Les négociations sur la trêve avancent
Les négociateurs se sont réunis cette semaine à Vienne, et les rumeurs indiquent qu'une prolongation de 60 jours est le résultat probable. La trêve initiale, négociée en avril, a globalement tenu, mais les deux capitales ont négocié les termes. Une pause plus longue permettrait de gagner du temps pour une diplomatie plus approfondie — et elle écarterait, au moins temporairement, la menace d'une confrontation militaire directe qui pourrait faire grimper les prix du pétrole et ébranler tous les actifs risqués, y compris les cryptos.
Pourquoi les traders de crypto surveillent
Les marchés crypto ont historiquement réagi fortement aux chocs géopolitiques. Lorsque les tensions ont grimpé en avril, Bitcoin a brièvement chuté de 8 % en une seule séance avant de se redresser. Une prolongation de la trêve supprime cette pression immédiate. Mais l'attention du marché s'est en partie déplacée vers la pression réglementaire nationale. La SEC et la CFTC ont toutes deux engagé des affaires très médiatisées ce mois-ci, et le Bureau de contrôle des avoirs étrangers (OFAC) du Trésor continue de sanctionner les entités liées à l'activité crypto iranienne. Une trêve n'efface pas ces risques répressifs.
Les sanctions et les mesures répressives restent en place
La nuance clé : même si la trêve tient, le régime de sanctions américain contre l'Iran reste en vigueur. Cela signifie que les plateformes d'échange et les portefeuilles crypto doivent toujours faire preuve de prudence concernant toute transaction qui pourrait toucher des entités iraniennes. Les actions répressives se sont en fait intensifiées en 2026 — le DOJ a dévoilé deux actes d'accusation ce trimestre seulement, impliquant des contournements de sanctions via les cryptos. Ainsi, même si un dégel diplomatique pourrait réduire le risque médiatique, la charge de conformité pour les entreprises crypto ne s'allège pas de sitôt.

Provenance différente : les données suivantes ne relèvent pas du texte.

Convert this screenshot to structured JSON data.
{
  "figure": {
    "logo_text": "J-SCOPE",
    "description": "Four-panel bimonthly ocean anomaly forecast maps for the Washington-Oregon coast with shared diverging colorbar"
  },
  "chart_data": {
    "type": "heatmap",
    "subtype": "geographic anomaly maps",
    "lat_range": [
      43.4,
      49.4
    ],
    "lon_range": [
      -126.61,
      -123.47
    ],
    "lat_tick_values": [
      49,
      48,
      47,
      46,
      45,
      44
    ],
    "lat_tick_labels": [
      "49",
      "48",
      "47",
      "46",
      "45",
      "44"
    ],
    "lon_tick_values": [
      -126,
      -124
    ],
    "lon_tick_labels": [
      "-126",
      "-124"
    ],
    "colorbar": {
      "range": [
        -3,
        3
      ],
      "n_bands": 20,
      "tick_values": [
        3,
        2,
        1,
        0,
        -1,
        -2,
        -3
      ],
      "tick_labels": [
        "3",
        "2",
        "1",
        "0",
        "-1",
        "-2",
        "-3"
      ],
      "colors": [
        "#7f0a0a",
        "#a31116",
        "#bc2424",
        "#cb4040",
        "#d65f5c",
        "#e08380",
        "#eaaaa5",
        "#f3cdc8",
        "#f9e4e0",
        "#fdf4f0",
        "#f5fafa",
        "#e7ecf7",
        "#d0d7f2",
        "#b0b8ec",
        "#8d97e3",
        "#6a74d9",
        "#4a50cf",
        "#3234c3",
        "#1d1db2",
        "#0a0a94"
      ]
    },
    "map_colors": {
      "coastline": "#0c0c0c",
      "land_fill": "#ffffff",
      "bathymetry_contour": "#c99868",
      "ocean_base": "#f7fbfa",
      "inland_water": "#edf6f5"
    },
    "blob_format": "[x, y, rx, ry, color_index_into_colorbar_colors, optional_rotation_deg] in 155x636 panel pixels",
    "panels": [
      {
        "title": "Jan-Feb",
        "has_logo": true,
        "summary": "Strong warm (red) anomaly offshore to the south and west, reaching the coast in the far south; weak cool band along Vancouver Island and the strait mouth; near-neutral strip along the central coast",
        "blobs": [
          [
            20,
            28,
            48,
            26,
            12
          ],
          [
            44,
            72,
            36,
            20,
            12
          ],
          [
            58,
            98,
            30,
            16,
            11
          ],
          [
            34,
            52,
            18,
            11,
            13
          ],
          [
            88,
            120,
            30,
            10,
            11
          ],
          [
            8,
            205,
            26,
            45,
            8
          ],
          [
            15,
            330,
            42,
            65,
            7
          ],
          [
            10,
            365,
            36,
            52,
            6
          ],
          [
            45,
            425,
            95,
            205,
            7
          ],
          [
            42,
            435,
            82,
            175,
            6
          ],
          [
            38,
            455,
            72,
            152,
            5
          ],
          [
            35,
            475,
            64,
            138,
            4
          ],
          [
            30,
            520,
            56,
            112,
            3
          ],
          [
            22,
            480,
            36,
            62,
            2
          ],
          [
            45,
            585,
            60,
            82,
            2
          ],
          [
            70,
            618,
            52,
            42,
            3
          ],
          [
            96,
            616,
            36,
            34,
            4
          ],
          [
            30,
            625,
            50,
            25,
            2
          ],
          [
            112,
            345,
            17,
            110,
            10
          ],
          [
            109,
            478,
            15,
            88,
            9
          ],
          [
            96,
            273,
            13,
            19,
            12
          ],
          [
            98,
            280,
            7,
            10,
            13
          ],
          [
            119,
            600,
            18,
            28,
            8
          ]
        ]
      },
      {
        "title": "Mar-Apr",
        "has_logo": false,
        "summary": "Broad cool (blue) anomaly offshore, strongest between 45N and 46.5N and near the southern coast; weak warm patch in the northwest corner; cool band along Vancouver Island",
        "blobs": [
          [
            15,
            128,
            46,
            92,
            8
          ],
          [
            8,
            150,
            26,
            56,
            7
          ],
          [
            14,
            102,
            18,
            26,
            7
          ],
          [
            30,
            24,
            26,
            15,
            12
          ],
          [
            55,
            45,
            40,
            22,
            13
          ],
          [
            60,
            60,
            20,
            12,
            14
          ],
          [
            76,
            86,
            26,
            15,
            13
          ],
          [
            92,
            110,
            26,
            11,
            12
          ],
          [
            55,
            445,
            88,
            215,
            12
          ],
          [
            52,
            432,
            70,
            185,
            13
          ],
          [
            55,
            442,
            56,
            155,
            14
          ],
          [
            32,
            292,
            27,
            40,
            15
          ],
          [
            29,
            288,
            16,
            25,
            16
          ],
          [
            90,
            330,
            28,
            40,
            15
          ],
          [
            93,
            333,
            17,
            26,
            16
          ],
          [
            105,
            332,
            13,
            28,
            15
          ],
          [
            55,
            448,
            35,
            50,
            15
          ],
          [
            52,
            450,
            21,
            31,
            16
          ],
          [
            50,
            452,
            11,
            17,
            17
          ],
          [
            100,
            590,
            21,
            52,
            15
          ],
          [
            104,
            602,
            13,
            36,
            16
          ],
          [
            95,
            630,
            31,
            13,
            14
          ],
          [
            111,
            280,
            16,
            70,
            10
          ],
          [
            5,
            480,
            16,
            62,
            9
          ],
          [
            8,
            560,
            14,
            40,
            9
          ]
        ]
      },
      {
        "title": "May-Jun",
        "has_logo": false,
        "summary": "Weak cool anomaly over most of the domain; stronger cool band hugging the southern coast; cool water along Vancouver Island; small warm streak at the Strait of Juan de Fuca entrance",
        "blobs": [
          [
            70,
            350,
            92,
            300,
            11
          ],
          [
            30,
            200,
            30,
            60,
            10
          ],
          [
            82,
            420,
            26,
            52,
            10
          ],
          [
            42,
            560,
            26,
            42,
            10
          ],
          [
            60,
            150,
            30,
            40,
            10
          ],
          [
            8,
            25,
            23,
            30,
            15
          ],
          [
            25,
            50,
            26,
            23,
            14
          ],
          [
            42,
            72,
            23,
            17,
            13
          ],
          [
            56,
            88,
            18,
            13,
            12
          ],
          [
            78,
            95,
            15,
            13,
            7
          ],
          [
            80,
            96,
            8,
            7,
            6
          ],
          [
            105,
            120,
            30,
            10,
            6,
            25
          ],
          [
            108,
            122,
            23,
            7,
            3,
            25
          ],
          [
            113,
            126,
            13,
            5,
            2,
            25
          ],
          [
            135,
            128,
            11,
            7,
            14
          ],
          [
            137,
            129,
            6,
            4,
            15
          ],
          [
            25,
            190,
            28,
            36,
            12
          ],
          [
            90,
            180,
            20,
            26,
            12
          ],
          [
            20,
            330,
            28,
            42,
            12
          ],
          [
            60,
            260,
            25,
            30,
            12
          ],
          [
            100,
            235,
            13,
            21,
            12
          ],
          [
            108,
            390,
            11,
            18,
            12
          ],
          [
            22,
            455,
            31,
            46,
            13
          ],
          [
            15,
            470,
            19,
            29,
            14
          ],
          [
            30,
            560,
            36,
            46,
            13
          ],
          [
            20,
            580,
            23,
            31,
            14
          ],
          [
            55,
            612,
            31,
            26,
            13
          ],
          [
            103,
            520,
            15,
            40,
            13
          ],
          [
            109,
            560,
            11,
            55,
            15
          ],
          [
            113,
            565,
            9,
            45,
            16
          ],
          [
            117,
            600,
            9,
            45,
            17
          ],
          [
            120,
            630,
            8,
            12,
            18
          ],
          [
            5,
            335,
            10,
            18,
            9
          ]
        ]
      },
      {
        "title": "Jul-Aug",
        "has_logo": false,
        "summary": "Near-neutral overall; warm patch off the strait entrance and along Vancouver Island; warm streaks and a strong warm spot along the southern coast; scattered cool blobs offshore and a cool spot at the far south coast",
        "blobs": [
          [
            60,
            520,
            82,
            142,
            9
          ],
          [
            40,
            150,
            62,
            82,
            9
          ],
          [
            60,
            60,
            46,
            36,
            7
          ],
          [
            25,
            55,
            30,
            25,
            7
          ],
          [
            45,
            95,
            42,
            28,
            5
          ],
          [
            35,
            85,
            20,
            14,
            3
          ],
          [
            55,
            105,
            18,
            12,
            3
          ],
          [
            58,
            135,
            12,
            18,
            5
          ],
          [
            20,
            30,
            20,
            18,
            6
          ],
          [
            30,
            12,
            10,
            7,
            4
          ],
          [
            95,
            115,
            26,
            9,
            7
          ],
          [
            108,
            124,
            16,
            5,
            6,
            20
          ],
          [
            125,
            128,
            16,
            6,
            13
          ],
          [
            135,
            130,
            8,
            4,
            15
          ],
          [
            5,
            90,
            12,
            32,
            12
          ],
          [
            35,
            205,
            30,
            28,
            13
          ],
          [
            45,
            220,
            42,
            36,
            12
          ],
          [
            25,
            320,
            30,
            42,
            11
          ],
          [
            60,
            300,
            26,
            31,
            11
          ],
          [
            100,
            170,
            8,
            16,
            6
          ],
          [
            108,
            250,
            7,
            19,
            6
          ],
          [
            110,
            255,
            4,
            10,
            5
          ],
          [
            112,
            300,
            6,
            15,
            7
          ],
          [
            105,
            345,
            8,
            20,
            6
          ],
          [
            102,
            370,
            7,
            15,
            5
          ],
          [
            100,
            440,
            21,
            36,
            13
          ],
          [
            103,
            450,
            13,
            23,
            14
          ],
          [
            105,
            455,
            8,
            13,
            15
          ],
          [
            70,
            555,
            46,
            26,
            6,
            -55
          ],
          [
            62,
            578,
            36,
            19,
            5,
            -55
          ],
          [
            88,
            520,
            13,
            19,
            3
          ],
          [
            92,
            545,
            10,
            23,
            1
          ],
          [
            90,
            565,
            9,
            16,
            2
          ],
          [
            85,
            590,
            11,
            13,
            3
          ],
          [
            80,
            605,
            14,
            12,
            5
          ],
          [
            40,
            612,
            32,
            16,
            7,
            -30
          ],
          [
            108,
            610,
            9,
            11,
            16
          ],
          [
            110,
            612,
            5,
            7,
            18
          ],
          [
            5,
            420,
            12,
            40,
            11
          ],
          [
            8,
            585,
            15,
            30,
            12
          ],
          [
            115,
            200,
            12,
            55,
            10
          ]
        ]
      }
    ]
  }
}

Quelle est la prochaine étape
La prolongation de 60 jours devrait être officiellement annoncée d'ici quelques jours, peut-être dès lundi prochain. Les marchés surveilleront ensuite tout signe de discussions de suivi sur un accord nucléaire plus large. Pour les cryptos, une paix durable pourrait ouvrir la voie à des conditions de négociation plus normales, mais seulement si l'activité répressive s'atténue également — et il n'y a encore aucun signe de cela. En attendant, les traders intègrent une trêve qui aide, mais ne guérit pas complètement, l'incertitude macroéconomique qui pèse sur les actifs numériques.